そして私がここに来た理由はまさに、その富士山の噴火の時期をほんの少し──それこそ数時間だけズラしただけである。この感じなら暴発ってことも起きないだろうしおそらく平気だ。フォボスが介入することもまずないだろう。出てきたところで私が出てくるわけだからそんなことをする意味がないのだ。


「あのなあボス、俺来た意味あったか?」


「ない」


「じゃあ連れて来んなよ。俺は別忙しいってわけじゃねえし、ボスに呼ばれれば最優先で動く、が、そうやって無意味なことに付き合うくらい聖人様じゃねえ。そういうのはレイナの方が向いてんだろ」


「まあねー。──ノゾミ、お前は強くなりたいか?」


その瞬間、私は少し威圧感を出す。私にとってそれは「少し」ではあれど、それは空気を変えるのには十分すぎる。もちろん理解はしているよ?この程度の加減をできず最強など語れるものか。


「……結局来た意味あるじゃねえか」


「ここである必要はないってだけ。私だって久々にできた自由時間だ。少し遊ぶってのはどうかな?」


「自由時間って……それやるべきことが無くてただ暇してるだけじゃ」


「お?ノゾミは一体いつからそんな生意気を言えるようになったんだ?かかってきなよ、手加減ならしてあげられるよ?」


「……もし俺が勝ったら?」


「お前の思考回路ぐらいなら私でもわかる……好きにしていいぞ(・・・・・・・・)。ま、それは現実にはなり得ない」


「ハッ!上等!」


さーてと、生徒は育てたことはあるが組織内の人間にはなかったな。ある程度の実力的にはみんな上積みの方なんだが今後の事を考えるとやはり訓練が必要だ。

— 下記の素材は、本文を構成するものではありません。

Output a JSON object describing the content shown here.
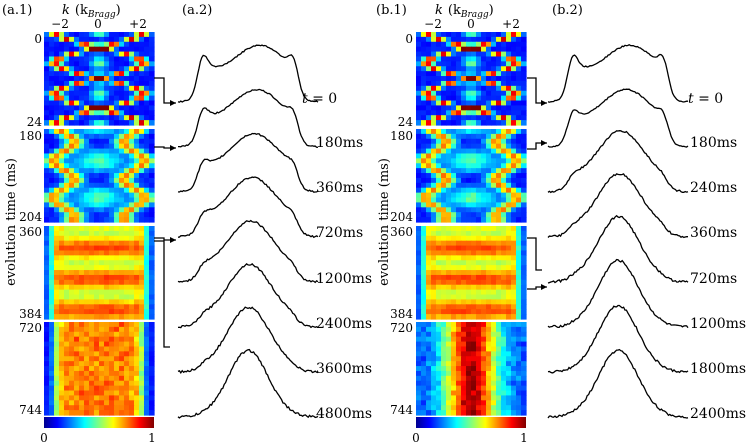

一瞬で終わらせては何の意味もないから少しは生かすつもりではあるけど、こちらから何の攻撃もしないのもまた違うだろう。実践には限りなく近づける。戦いで大切なのは能力の使い方もあるが、その根底には体の使い方や咄嗟の判断力、攻撃の読みなどなど。こうでないと育てられない部分もある。


「さーてと、何秒持つかな〜」


ま、生意気なクソガキ(ノゾミ)を分からせたいっていう思いもあるけど。

本文には書きませんが、この後ノゾミはボコボコにされます。彼は一応成人しているのでガキではないです。


追記: ノゾミのこと覚えてますかね……?序盤でマオをボコしてたあいつです。